# Canon XTi Flash needed



## FCMath2 (Jun 30, 2013)

I am looking for a flash for my Rebel Xti camera. We love the camera and do not want to replace it at this time if possible.

We accidently broke the current flash, so we need a replacement. 

We are not looking for a fancy flash but would like to stay under $60-70 if possible. We just need a replacement.

What brands or models would you recommend for a decent quality replacement?

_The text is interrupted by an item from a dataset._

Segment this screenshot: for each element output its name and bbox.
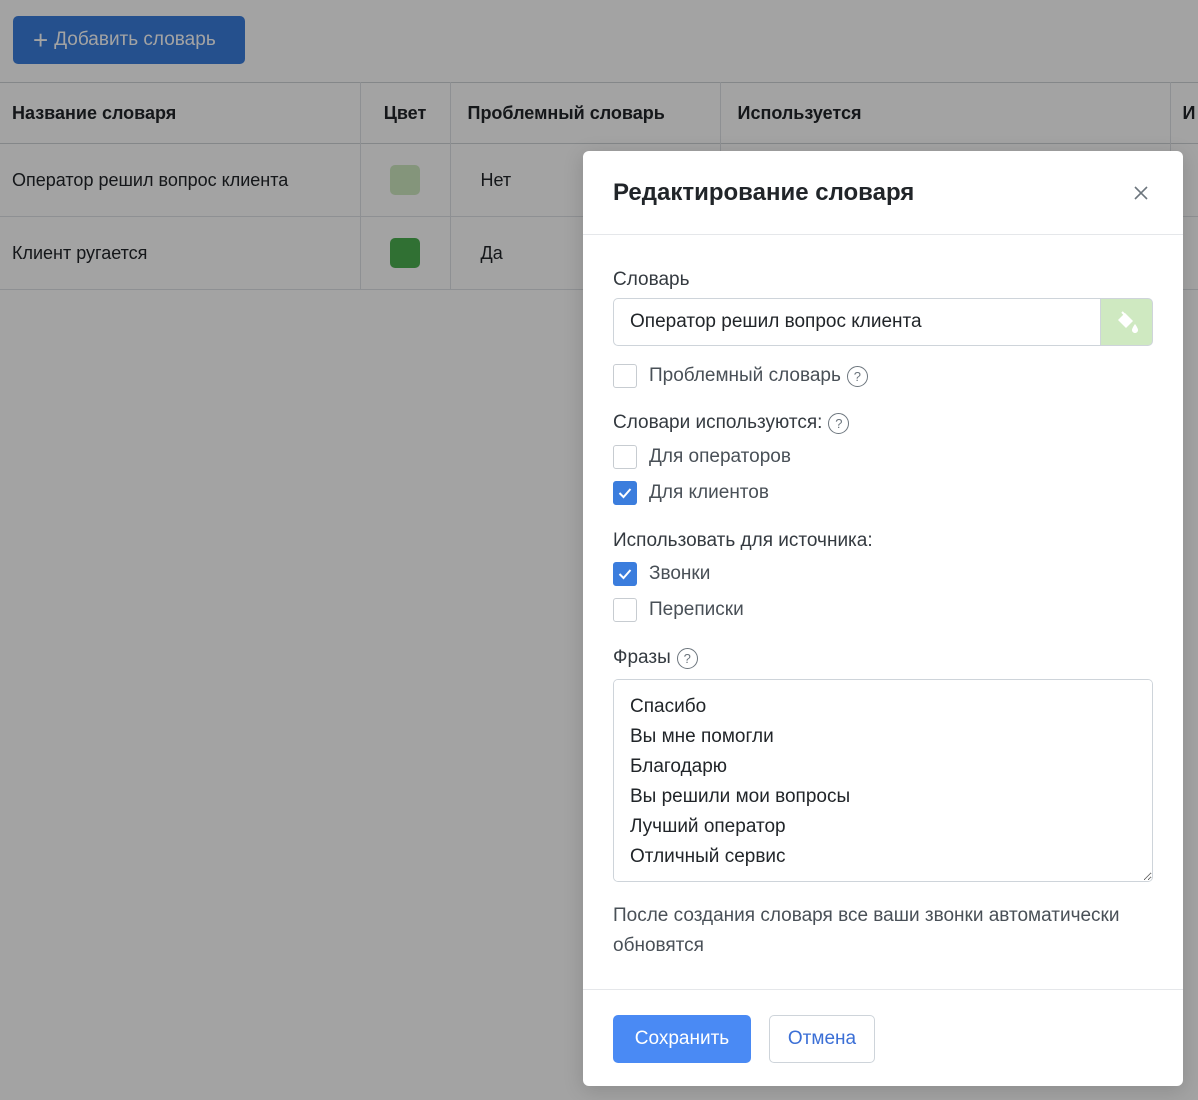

If we should pay a little more for X reason, please let me know your thought there.
I am considering the Canon Speedlite 420EX. Any thought on this model or alternative suggestions?

Thank you for your time and knowledge.

Sincerely,

FC


----------



## Buckster (Jun 30, 2013)

If I were looking to buy another flash today (would be my 5th speedlight), it'd be this one:

Amazon.com: Yongnuo YN-560 III Speedlite Flash for Canon & Nikon - GN58 - Built in 2.4Ghz trigger/transceiver with full support for RF602/603 triggers.: Camera & Photo

Just be aware that it doesn't feature TTL capability, so if you need or want that, this isn't the unit for you.  These are all TTL capable however:

Amazon.com: Yongnuo TTL: Electronics


----------



## FCMath2 (Jun 30, 2013)

Thanks Buckster!

The YNs seem like a pretty good flash from what I am reading now.  I will have to see what kind of prices I can find and probably pick one up.

FC


----------